Think: PRACTICE! A university is piloting a mandatory health education course for incoming freshmen. In the first year, half of the students take the course and the university decides to compare their health outcomes with those of the students who did not take the course. A small sample agrees to take a follow up survey four years later. One outcome studied is the rate of obesity in the two groups. Use the data below to calculate relative risk for obesity based on taking a health education course.   Calculation: [a/(a+b)]/[c/(c+d)] = [35/(35+122)]/[21/(21+137)] =.222/.133 = 1.67 (RR = 1.67 means that those who did NOT take a health education course are 67% more likely to be obese than those who DID take a health education course)

Think: PRACTICE! 1. Calculate the incidence of obesity for the risk factor group (those who did not take a health education course):  2. Calculate the incidence of obesity for the non-risk factor group (those who took the health education course): 3. Calculate the relative risk: 4. Write the relative risk in the form of a statement:

Discuss: Limitations With a partner, discuss and list below the possible limitations or common errors that may come with the relative risk calculation. A relative risk calculation can only be done for a cohort study or a clinical trial. A case control study could be analyzed using a different measure called the odds ratio. Relative risk can only show that two variables are associated, it cannot prove a causal relationship. Relative risk requires large sample sizes to achieve statistical significance.

Assess: Calculate RR Calculation: [a/(a+b)]/[c/(c+d)] = [38/(38+44)]/[12/(12+18)] = .46/.4 = 1.15 (RR = 1.15 means that those who use social media are 15% more likely to be sleep deprived than those who do not use social media)

Homework: Be the Teacher!

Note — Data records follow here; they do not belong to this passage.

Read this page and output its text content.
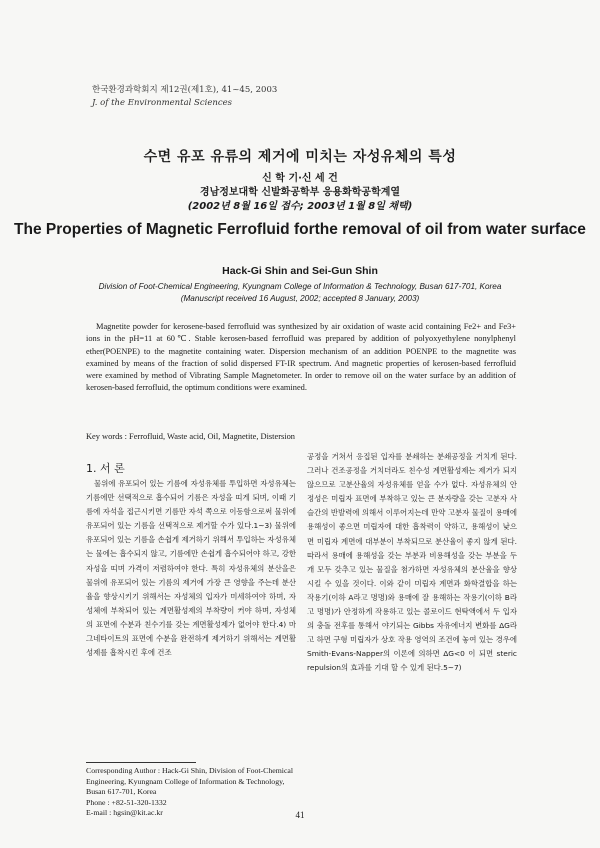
한국환경과학회지 제12권(제1호), 41~45, 2003
J. of the Environmental Sciences
수면 유포 유류의 제거에 미치는 자성유체의 특성
신 학 기·신 세 건
경남정보대학 신발화공학부 응용화학공학계열
(2002년 8월 16일 접수; 2003년 1월 8일 채택)
The Properties of Magnetic Ferrofluid forthe removal of oil from water surface
Hack-Gi Shin and Sei-Gun Shin
Division of Foot-Chemical Engineering, Kyungnam College of Information & Technology, Busan 617-701, Korea
(Manuscript received 16 August, 2002; accepted 8 January, 2003)
Magnetite powder for kerosene-based ferrofluid was synthesized by air oxidation of waste acid containing Fe2+ and Fe3+ ions in the pH=11 at 60℃. Stable kerosen-based ferrofluid was prepared by addition of polyoxyethylene nonylphenyl ether(POENPE) to the magnetite containing water. Dispersion mechanism of an addition POENPE to the magnetite was examined by means of the fraction of solid dispersed FT-IR spectrum. And magnetic properties of kerosen-based ferrofluid were examined by method of Vibrating Sample Magnetometer. In order to remove oil on the water surface by an addition of kerosen-based ferrofluid, the optimum conditions were examined.
Key words : Ferrofluid, Waste acid, Oil, Magnetite, Distersion
1. 서 론

물위에 유포되어 있는 기름에 자성유체를 투입하면 자성유체는 기름에만 선택적으로 흡수되어 기름은 자성을 띠게 되며, 이때 기름에 자석을 접근시키면 기름만 자석 쪽으로 이동함으로써 물위에 유포되어 있는 기름을 선택적으로 제거할 수가 있다.1~3) 물위에 유포되어 있는 기름을 손쉽게 제거하기 위해서 투입하는 자성유체는 물에는 흡수되지 않고, 기름에만 손쉽게 흡수되어야 하고, 강한 자성을 띠며 가격이 저렴하여야 한다. 특히 자성유체의 분산을은 물위에 유포되어 있는 기름의 제거에 가장 큰 영향을 주는데 분산율을 향상시키기 위해서는 자성체의 입자가 미세하여야 하며, 자성체에 부착되어 있는 계면활성제의 부착량이 커야 하며, 자성체의 표면에 수분과 친수기를 갖는 계면활성제가 없어야 한다.4) 마그네타이트의 표면에 수분을 완전하게 제거하기 위해서는 계면활성제를 흡착시킨 후에 건조

공정을 거쳐서 응집된 입자를 분쇄하는 분쇄공정을 거치게 된다. 그러나 건조공정을 거치더라도 친수성 계면활성제는 제거가 되지 않으므로 고분산율의 자성유체를 얻을 수가 없다. 자성유체의 안정성은 미립자 표면에 부착하고 있는 큰 분자량을 갖는 고분자 사슬간의 반발력에 의해서 이루어지는데 만약 고분자 물질이 용매에 용해성이 좋으면 미립자에 대한 흡착력이 약하고, 용해성이 낮으면 미립자 계면에 대부분이 부착되므로 분산율이 좋지 않게 된다. 따라서 용매에 용해성을 갖는 부분과 비용해성을 갖는 부분을 두 개 모두 갖추고 있는 물질을 첨가하면 자성유체의 분산율을 향상시킬 수 있을 것이다. 이와 같이 미립자 계면과 화학결합을 하는 작용기(이하 A라고 명명)와 용매에 잘 용해하는 작용기(이하 B라고 명명)가 안정하게 작용하고 있는 콜로이드 현탁액에서 두 입자의 충돌 전후를 통해서 야기되는 Gibbs 자유에너지 변화를 ΔG라고 하면 구형 미립자가 상호 작용 영역의 조건에 놓여 있는 경우에 Smith-Evans-Napper의 이론에 의하면 ΔG<0 이 되면 steric repulsion의 효과를 기대 할 수 있게 된다.5~7)

Corresponding Author : Hack-Gi Shin, Division of Foot-Chemical Engineering, Kyungnam College of Information & Technology, Busan 617-701, Korea
Phone : +82-51-320-1332
E-mail : hgsin@kit.ac.kr	41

Explain the meaning of Relative Risk as if you were speaking to a 6th grader. Be sure to write our your explanation and include answers to the questions: How do you calculate it? What does it mean? Why is it useful? The purpose of this assignment is to give students time to process the concepts they learned and simplify them. If students are still having difficulties, this assignment will help them break it down, or serve as a red flag that they need more help and/or practice.